Kaffee mit Sojamilch

Manche Dinge scheinen so schwer, dass ich es kaum glauben kann. Nicht in der heutigen Zeit, in der alles auf uns einstürmt, dauernde technische Neuerungen oder Weiterentwicklungen unser Leben verändern, neue Trends regelmäßig versuchen, uns zu ändern. Doch auch wenn sie im Trend liegen, sind viele Dinge nicht einfach zu haben. Unglaublich aber wahr.

Samstagnachmittag. Köln-Deutz. Ich stehe in einem Einkaufszentrum. Laden reiht sich an Laden. Vor lauter Menschen sehe ich die Gänge manchmal nicht. Zigarettenluft dringt herein. Es stinkt. Es ist laut und nervig. Ich komme gerade aus dem einige hundert Meter entfernten Music Store, in dem ich sehr viel reden und mich beeilen musste, um bis zum Ladenschluss das zu bekommen, weswegen ich den weiten Weg gemacht habe. Danach war der Mund ganz trocken. Ich habe schon lange nichts mehr getrunken. Deshalb stehe ich in dieser Mall zwischen all den Menschen und lasse mich von den Reizen erschlagen. Mir ist nach der Hektik des Tages nach einem Kaffee, schief hinsetzen und die Beine unter dem Tisch ausstrecken. Doch wo finde ich hier was? Ich setze mich mit dem Plan des Gebäudes auseinander, um so schnell wie möglich zu erfahren, wo ich das Café finde, das ich suche, unter S … es ist amerikanisch … und finde nichts. Ich bin mir sicher, dass es hier diesen Laden gibt. Der Plan hilft mir nicht. Umschauen auch nicht, ist alles so groß um mich herum. Vielleicht kann der Herr an der Information mir weiterhelfen.
Den Laden gibt es nicht mehr. Aha. Der ist weggezogen. Ach so. Und etwas Vergleichbares? Er schüttelt den Kopf. Einige Kilometer weiter, aber hier nicht. Na toll. Interessiert erkundige ich mich, ob es im Hause wenigstens ein Reformhaus gibt. In vergleichbaren Malls anderer Städte gibt es das. Auch nicht. Köln-Deutz ist anders. Ich bin mehr als enttäuscht. Auf Konzepte kann man sich nicht mehr verlassen. Ich laufe ziellos durch die Gänge und frage wild in jedem Laden, der eine Kaffeemaschine besitzt, nach. Ein koffeinfreier Kaffee mit Sojamilch scheint ein zu komplizierter Wunsch zu sein. Ich dachte, das wäre der Trend! Egal wo, ob in der Eisdiele oder beim Bäcker, auf Sojamilch antwortet man mir immer mit laktosefreier Milch. Das geht am Thema vorbei. Ich möchte Pflanzenmilch, um Produkte vom Tier zu meiden. Vegan eben. Ist gerade total in. Nie gehört? In der Konsumwelt nicht. Da soll der Verbraucher parieren und gefälligst das nehmen, was ihm angeboten wird. Wird schließlich alles hoch subventioniert. An einer Tchibo-Filiale komme ich noch vorbei, koffeinfreien Kaffee gibt es nicht, und als ich die Sojamilch erwähne, legt die Dame los: Dahinten gibt es einen Supermarkt. Dort können Sie Sojamilch kaufen. Danke, ich bin schon auf dem Weg nach draußen. Ihren Vortrag finde ich anmaßend.

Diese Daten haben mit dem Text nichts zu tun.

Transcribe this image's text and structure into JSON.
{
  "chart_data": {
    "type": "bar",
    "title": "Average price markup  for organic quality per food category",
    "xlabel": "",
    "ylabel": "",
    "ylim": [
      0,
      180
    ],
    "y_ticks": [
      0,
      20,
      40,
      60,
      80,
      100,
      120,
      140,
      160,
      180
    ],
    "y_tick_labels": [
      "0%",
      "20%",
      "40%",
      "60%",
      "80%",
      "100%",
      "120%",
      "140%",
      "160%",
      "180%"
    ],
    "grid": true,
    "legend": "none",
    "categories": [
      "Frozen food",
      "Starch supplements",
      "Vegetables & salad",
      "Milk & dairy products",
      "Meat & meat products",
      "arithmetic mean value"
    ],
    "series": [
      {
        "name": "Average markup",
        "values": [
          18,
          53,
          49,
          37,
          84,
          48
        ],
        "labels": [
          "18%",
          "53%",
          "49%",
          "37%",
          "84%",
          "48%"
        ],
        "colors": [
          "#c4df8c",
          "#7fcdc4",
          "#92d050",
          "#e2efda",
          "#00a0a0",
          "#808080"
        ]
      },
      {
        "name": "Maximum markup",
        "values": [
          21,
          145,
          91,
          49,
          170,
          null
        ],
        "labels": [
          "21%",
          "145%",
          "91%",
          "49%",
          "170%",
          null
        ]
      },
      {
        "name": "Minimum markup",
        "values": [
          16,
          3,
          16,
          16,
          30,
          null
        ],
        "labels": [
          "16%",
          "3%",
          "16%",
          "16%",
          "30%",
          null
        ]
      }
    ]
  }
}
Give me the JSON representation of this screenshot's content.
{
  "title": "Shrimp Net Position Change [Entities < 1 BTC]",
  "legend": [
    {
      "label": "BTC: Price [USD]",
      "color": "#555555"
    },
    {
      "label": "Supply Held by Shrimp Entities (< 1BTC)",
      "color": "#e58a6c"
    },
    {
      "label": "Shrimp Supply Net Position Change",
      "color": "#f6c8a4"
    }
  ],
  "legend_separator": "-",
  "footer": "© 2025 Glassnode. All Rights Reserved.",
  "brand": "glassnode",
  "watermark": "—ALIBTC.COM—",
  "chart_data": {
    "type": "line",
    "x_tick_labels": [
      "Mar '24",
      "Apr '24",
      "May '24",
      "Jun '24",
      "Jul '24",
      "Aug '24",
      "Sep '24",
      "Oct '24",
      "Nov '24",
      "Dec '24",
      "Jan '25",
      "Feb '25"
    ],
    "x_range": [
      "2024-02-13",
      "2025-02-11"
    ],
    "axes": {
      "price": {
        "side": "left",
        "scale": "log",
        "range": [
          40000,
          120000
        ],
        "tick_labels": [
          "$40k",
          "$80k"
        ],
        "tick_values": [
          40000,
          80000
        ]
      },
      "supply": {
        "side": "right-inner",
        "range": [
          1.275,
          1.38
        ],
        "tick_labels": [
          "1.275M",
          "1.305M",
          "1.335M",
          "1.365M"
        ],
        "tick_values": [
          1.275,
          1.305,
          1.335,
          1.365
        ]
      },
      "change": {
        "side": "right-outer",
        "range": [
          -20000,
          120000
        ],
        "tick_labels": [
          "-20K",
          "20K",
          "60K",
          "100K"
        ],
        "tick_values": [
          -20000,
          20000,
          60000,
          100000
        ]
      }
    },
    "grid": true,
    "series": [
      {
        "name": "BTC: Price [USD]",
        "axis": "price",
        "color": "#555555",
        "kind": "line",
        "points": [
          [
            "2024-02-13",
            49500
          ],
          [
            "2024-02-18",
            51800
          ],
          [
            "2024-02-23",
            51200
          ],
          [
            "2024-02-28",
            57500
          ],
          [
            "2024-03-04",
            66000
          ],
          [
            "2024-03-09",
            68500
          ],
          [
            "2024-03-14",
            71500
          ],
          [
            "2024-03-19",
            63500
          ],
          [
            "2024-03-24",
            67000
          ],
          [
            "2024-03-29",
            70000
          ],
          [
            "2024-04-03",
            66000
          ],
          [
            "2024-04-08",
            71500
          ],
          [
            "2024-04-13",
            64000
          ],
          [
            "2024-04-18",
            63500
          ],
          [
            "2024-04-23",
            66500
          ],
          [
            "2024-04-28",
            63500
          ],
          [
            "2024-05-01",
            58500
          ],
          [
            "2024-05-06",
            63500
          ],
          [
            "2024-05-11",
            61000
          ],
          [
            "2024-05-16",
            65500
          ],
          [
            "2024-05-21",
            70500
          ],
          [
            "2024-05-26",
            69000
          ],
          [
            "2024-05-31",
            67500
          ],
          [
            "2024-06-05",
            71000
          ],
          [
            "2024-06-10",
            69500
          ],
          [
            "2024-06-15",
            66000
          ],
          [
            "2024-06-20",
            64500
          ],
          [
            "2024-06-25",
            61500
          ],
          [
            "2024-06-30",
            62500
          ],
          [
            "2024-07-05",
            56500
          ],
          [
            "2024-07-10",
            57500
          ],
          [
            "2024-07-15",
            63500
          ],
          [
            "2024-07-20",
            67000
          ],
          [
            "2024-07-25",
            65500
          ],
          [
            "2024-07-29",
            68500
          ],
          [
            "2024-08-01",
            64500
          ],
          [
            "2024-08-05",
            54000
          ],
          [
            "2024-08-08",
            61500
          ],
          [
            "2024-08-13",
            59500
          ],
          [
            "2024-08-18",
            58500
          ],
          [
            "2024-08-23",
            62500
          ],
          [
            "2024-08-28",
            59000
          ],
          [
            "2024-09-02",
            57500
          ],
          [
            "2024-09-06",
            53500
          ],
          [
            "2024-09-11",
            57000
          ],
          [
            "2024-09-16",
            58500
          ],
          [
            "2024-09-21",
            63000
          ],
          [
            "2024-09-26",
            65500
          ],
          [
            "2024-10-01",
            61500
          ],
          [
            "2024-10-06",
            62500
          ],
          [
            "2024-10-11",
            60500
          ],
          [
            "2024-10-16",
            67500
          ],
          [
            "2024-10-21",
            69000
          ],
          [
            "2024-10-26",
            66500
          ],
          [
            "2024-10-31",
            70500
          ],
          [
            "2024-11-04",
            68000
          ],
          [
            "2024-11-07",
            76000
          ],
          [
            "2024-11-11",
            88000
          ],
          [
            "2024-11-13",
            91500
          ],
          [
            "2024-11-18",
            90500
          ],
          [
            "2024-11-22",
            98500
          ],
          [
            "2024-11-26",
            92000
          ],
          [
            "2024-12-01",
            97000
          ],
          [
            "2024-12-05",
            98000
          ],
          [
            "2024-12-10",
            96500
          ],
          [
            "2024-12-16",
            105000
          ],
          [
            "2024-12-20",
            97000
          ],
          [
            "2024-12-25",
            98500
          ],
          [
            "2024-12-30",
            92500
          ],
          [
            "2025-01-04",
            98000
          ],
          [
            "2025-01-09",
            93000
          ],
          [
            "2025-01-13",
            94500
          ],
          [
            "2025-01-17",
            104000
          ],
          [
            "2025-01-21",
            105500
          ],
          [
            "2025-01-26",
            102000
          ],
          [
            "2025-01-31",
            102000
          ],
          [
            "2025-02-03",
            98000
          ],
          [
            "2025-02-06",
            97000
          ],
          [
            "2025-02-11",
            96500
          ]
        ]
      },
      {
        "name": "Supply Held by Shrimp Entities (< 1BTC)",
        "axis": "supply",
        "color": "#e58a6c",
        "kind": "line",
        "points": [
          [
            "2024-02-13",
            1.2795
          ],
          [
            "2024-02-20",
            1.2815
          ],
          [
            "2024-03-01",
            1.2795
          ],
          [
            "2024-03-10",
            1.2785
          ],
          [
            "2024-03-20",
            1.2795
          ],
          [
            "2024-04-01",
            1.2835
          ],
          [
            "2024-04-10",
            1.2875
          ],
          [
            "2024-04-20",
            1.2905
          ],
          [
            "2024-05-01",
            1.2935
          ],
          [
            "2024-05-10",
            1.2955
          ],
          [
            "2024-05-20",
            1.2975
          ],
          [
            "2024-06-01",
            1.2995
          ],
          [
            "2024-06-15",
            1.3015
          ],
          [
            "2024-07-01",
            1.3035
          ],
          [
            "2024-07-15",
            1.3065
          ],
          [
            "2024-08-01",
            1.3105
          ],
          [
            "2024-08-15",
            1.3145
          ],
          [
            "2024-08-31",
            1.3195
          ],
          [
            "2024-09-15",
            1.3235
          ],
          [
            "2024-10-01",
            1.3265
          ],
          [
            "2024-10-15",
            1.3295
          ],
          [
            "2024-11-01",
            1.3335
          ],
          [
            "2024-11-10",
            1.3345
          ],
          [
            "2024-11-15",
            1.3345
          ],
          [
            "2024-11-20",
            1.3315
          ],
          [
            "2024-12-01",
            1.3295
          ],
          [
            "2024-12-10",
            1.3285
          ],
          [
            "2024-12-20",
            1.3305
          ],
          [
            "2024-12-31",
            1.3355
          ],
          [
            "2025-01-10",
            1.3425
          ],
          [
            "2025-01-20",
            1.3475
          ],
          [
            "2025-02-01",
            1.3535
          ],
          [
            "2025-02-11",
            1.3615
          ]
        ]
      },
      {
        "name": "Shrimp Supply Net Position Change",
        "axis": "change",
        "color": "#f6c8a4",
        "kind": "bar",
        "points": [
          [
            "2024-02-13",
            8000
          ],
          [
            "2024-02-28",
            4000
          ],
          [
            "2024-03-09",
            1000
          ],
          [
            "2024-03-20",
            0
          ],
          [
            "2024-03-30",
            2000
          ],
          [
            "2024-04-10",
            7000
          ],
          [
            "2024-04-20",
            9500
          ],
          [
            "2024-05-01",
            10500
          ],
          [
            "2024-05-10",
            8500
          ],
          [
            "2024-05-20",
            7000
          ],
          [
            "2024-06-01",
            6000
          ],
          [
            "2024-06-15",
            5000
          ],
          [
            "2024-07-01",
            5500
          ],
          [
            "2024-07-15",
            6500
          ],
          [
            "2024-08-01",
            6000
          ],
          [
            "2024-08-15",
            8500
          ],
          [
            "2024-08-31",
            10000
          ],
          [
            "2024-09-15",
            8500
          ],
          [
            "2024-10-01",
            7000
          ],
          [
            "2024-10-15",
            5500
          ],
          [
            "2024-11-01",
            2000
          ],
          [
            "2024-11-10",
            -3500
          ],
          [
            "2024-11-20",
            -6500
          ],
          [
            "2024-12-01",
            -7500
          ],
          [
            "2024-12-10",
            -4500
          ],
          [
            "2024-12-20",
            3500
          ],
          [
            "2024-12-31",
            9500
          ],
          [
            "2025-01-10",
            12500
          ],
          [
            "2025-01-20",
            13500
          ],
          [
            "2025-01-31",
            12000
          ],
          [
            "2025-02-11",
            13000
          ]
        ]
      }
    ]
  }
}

Vegan liegt im Trend. Sogar bei mir zu Hause, auf dem Lande, stapeln sich mittlerweile die Bücher zu dem Thema in der Dorfbuchhandlung. Die Buchhändlerin sagt, sie werden stark nachgefragt. Das Interesse ist da. Zehn Kilometer weiter befindet sich ein Reformhaus. Dort erweitert sich die vegane Produktpalette ständig, man erklärt mir, dass mittlerweile mehr veganer „Käse“ verkauft wird als „normaler“. Interessant.
Aber ein Kaffee mit Sojamilch ist immer noch ein außergewöhnlicher Wunsch.